To our knowledge our clinical study is the first written study that compares trisected hair follicle growth and donor regrowth with single follicle extraction system. The most important problem in FUE procedures is the unacceptable levels of transection (damage due to cut hair follicles) in some patients. Sometimes surgeons are not careful enough when inserting the transected grafts into the slits. The results of our study reveals these transected new follicle can emerge in the recipient site. However, the number of new follicles depends on the transection level. New follicles are thinner than the original ones and they cannot cover the recipient site sufficiently. We think the bulge area stem cells can regenerate to build a new follicle, but without the bulb, the new follicle is thinner than the original one. We suggest that surgeons reconsider placing any transected follicle in the recipient site and maybe it is better to switch to strip surgery or to cancel the operation if the transection rate is above 10% in any patient.
We have also observed that in all FUE patients new hair follicles can regrow in the donor site. So we thought a kind of in vivo multiplication can be achieved so that the donor site can be harvested several times. This is basically true because we harvest the upper two-thirds of the follicles and 76% of the follicles regenerate at the donor site. This ratio increases as the level of transection gets higher ( 98% for the upper one-thirds). Also, new hairs emerge from 33% of these transplanted follicles in the recipient site. However, if a surgeon tries to extract the same follicle again it is really very difficult to extract the follicle intact. The punch suddenly buries into the skin and extracting the same follicle gets practically impossible.

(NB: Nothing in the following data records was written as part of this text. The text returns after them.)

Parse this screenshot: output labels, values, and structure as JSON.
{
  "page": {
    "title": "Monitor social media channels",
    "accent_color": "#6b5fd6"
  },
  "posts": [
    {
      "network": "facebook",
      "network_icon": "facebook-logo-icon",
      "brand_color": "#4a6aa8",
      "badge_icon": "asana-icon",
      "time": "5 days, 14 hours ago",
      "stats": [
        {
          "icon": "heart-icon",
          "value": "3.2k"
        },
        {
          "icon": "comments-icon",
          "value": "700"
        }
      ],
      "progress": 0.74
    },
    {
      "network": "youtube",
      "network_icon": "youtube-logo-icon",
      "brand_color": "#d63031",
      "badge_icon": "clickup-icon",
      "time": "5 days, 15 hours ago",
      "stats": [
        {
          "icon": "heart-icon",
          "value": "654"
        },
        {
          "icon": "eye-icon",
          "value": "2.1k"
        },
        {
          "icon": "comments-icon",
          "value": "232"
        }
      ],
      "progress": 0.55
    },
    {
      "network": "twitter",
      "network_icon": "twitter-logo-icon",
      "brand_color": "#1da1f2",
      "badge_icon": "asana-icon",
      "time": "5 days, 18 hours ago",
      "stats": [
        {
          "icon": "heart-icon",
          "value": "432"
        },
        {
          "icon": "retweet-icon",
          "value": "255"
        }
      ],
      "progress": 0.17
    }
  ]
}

In conclusion, the survival and growth rate of transversly sectioned human hair follicle increases as the level of transection decreases. However, we don’t recommend the surgeon to transplant the sectioned parts because the growth rate is not more than 33% and new follicles are so thin that they have no coverage effect. Also, at the donor site new follicle growth is observed but it is not possible to extract them again; therefore, the surgeon should be very careful with the patients whose transection rate is high during FUE procedures.